A Marine veteran has written a children’s book to help kids with the challenges of a parent being deployed.

The book, titled “I Will Come Back,” will be released in May in both Spanish and English.

Author and veteran Padgy Soltis wrote the story based on her son’s experience of living in a dual military family and experiencing the deployment of both parents.

“My hope is that this book will help children experiencing issues with separation from a loved one, whether it is a day or months long,” Soltis said. “It is a reminder that they are always in our hearts regardless of the distance or time.”

Soltis originally wrote the book in 2016, when she began a new career months after her son was born. The author was sent away for two months for training when her son was only eight months old.

Then in 2017, her son’s dad was deployed for six months, a departure that was followed by a nine-month deployment in 2018 for Soltis.

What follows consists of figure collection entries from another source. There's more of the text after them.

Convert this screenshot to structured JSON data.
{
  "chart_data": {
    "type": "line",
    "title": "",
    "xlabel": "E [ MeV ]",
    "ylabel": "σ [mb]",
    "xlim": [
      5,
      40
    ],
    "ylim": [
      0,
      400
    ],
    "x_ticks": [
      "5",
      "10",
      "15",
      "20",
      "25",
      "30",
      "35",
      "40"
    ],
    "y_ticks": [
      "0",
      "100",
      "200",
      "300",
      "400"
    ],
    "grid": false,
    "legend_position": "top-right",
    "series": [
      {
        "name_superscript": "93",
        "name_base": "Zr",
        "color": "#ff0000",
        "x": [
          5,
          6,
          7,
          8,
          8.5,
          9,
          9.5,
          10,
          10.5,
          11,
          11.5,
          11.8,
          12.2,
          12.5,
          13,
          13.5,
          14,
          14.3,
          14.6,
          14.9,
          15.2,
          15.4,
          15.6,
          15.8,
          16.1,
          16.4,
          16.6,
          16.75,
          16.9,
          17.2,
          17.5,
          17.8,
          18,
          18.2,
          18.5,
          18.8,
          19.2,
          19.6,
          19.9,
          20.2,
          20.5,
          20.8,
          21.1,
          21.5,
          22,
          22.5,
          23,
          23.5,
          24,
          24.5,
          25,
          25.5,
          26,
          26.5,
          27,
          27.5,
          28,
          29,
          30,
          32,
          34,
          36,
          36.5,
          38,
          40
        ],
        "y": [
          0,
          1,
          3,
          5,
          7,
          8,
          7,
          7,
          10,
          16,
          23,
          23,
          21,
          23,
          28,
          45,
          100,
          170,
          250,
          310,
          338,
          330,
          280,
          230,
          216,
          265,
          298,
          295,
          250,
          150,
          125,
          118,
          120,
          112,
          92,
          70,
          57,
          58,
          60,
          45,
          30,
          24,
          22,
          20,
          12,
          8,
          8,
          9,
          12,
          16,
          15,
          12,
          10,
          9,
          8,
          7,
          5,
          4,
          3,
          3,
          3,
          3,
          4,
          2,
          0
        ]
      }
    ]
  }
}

“The most difficult moments between a child and parent are times of separation,” the book’s synopsis reads. “This book is the light at the end of the tunnel when being apart is inevitable. Whether it is making a trip to the grocery store, a weekend away for work, or a nine-month military deployment. ‘I Will Come Back’ reminds children and parents that regardless of the time and distance they may be apart, they will be reunited once again.”

Soltis’ book, originally a poem that helped her adjust to deployed life without her son, is “written in a simple, rhythmic style, [and] it gives kids a reassuring sense that the bond of parenthood and love knows no limits,” Soltis said.